Die seit 1919 entstandenen Straßen und ihre Gebäude sind ein Abbild der sozialen Hierarchie auf dem Güterbahnhof. „Die größten Wohnungen waren für die Lokomotivführer vorgesehen, Heizer oder Rangierer erhielten entsprechend ihres Rangs weniger Wohnraum zugeteilt“, sagt Kunze. Jede Mietpartei bekam einen Nutzgarten von 400 Quadratmetern zur Selbstversorgung. So wie der Bahnhof bis in die 1930er Jahre wuchs, so wurde auch die Eisenbahnersiedlung bis zum Ausbruch des 2. Weltkriegs ausgebaut, ein Schule, eine Ladenzeile, schließlich auch eine Kirche kamen hinzu.
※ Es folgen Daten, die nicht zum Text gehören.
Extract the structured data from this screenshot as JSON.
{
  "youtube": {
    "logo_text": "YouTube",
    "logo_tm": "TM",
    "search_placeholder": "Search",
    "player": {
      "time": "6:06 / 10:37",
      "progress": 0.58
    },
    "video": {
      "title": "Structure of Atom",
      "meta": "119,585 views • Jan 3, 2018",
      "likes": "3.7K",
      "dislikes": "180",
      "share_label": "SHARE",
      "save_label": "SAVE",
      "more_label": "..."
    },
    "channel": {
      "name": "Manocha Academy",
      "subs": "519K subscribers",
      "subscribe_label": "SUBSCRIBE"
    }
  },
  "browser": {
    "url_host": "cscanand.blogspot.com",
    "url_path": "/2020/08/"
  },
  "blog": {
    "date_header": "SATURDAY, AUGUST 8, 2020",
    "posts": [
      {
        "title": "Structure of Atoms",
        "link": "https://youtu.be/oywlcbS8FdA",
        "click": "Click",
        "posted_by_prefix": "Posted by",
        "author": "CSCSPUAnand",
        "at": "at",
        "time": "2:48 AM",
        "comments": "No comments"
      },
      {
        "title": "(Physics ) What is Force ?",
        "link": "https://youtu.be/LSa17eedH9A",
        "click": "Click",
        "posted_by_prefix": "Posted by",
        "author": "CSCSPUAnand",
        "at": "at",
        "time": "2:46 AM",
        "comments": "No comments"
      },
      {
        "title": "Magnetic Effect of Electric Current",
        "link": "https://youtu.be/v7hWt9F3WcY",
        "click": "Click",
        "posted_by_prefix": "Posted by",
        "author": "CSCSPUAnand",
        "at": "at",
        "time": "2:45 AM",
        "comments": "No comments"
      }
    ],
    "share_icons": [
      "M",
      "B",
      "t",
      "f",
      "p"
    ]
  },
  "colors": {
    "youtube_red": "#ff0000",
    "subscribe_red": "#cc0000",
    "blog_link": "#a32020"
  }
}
Mit der Deutschen Einheit verlor der Bahnhof schlagartig an Bedeutung und damit begann auch der schleichende Niedergang der Eisenbahnersiedlung. Immer mehr Mieter zogen wegen des veralteten Standards der Wohnungen aus. Mehrfach zerschlugen sich Verhandlungen über den Verkauf an mögliche Investoren, 2006 schließlich ging ein Großteil des Bestands an die Berliner GEHAG-Gruppe, die im Jahr darauf mit der Deutsche Wohnen fusionierte.